See how certain foods can contribute to health and help fight disease
There are several essential nutrients for the body. If you stop consuming one of them or consume one in excess, it can cause a great imbalance in the functioning of the body. Research in the area of food is constant in order to define, more and more, what is important for health and what is unnecessary. Mariana Catta-Preta, nutritionist and Doctor of Science, mentions some important foods to include in the diet.
1. Garlic
Garlic is a seasoning full of benefits: it is antibiotic, anti-inflammatory, antioxidant and protects the cardiovascular system. He assists in cholesterol reduction and blood triglycerides, as well as helping to prevent diabetes and high blood pressure. Raw garlic increases the activity of the body’s defense cells; therefore, it helps in the fight against flu and colds.
two. Pepper
Pepper is rich in vitamin A, B1, B2, C, E and PP. Consumed in moderation, the condiment helps to accelerate metabolism and reduces the risk of cardiovascular disease and the incidence of heart attacks. In addition, it contributes to weight loss and helps reduce the symptoms of PMS (premenstrual tension).
Among other benefits, pepper helps prevent blood clotting, preventing thrombosis and has six times more vitamin C than oranges. It also reduces the risk of diseases such as cataracts, Alzheimer’s and even diabetes.
3. Red fruits
Red fruits have antioxidant properties, which act on the fight against aging, and are rich in vitamin B, essential for cell function. They are also rich in iron, phosphorus, calcium and other minerals and nutrients that help fight anemia and heart disease. They help reduce blood sugar and bad cholesterol, help with the healing process and digestion.

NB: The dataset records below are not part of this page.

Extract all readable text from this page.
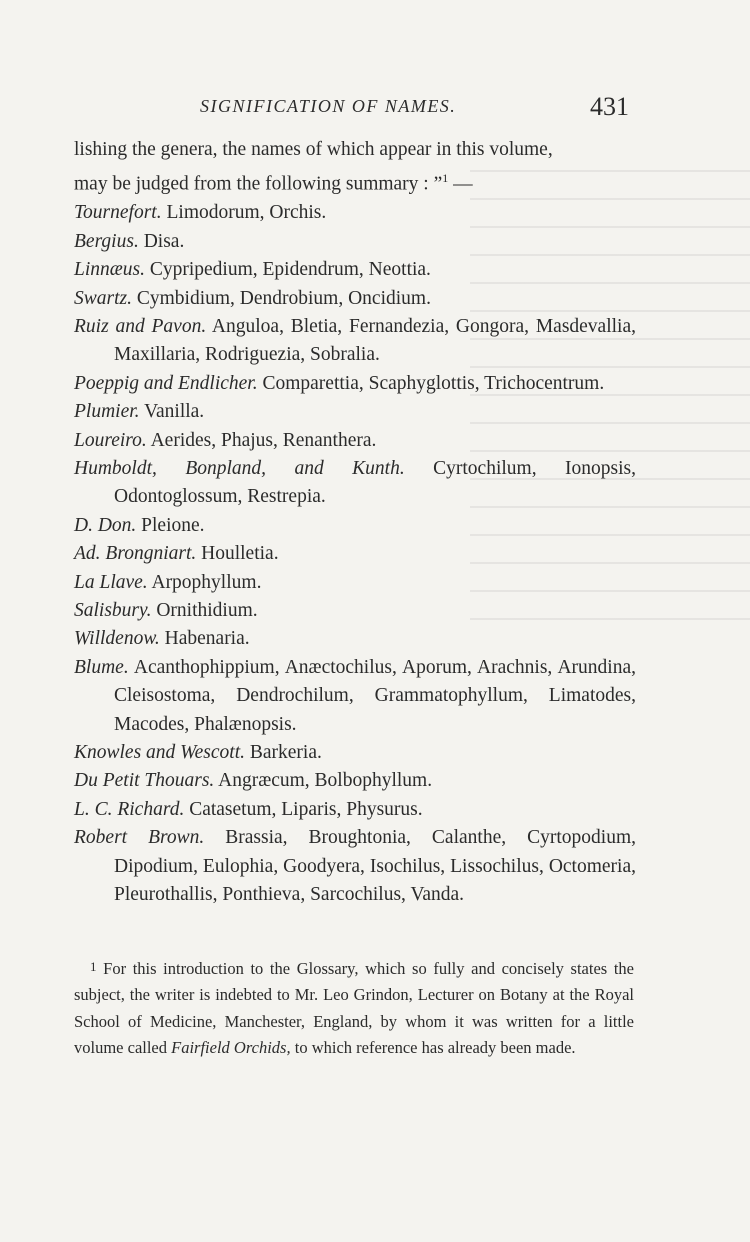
SIGNIFICATION OF NAMES.	431
lishing the genera, the names of which appear in this volume,
may be judged from the following summary : ”$^1$ —
Tournefort. Limodorum, Orchis.
Bergius. Disa.
Linnæus. Cypripedium, Epidendrum, Neottia.
Swartz. Cymbidium, Dendrobium, Oncidium.
Ruiz and Pavon. Anguloa, Bletia, Fernandezia, Gongora, Masdevallia, Maxillaria, Rodriguezia, Sobralia.
Poeppig and Endlicher. Comparettia, Scaphyglottis, Trichocentrum.
Plumier. Vanilla.
Loureiro. Aerides, Phajus, Renanthera.
Humboldt, Bonpland, and Kunth. Cyrtochilum, Ionopsis, Odontoglossum, Restrepia.
D. Don. Pleione.
Ad. Brongniart. Houlletia.
La Llave. Arpophyllum.
Salisbury. Ornithidium.
Willdenow. Habenaria.
Blume. Acanthophippium, Anæctochilus, Aporum, Arachnis, Arundina, Cleisostoma, Dendrochilum, Grammatophyllum, Limatodes, Macodes, Phalænopsis.
Knowles and Wescott. Barkeria.
Du Petit Thouars. Angræcum, Bolbophyllum.
L. C. Richard. Catasetum, Liparis, Physurus.
Robert Brown. Brassia, Broughtonia, Calanthe, Cyrtopodium, Dipodium, Eulophia, Goodyera, Isochilus, Lissochilus, Octomeria, Pleurothallis, Ponthieva, Sarcochilus, Vanda.
1 For this introduction to the Glossary, which so fully and concisely states the subject, the writer is indebted to Mr. Leo Grindon, Lecturer on Botany at the Royal School of Medicine, Manchester, England, by whom it was written for a little volume called Fairfield Orchids, to which reference has already been made.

Attention: these fruits are often consumed in the form of jellies and sweets, but, in addition to having added sugar, the nutritional properties of red fruits are more active when they are eaten fresh. Some examples of red fruits: watermelon, strawberry, cherry, raspberry and blackberry.
4. Spinach
Spinach is a rich source of antioxidants and bioflavonoids. It is indicated to help fight anemia, due to the high iron content. In addition, it has a lot of fiber and high nutritional value.
5. oilseeds
They are rich sources of fiber, calcium, iron, potassium, zinc, vitamin E, selenium and folic acid. Among its benefits are strengthening the immune system and healing and antioxidant action. They also help reduce bad cholesterol (LDL) and increase good cholesterol (HDL), control blood pressure and relieve PMS symptoms.
They work as appetite suppressants, which is why they are often adopted by those on a diet. However, they should be consumed in small amounts, as they are high in calories. Examples of oilseeds: walnuts, cashew nuts, Brazil nuts, peanuts, sunflower seeds, almonds, pistachios, hazelnuts, pine nuts and macadamia nuts.
Source: Maxima

I am an experienced author and journalist with a passion for lifestyle journalism. I currently work for Buna Times, one of the leading news websites in the world. I specialize in writing stories about health, wellness, fashion, beauty, interior design, and more. My articles have been featured on major publications such as The Guardian and The Huffington Post.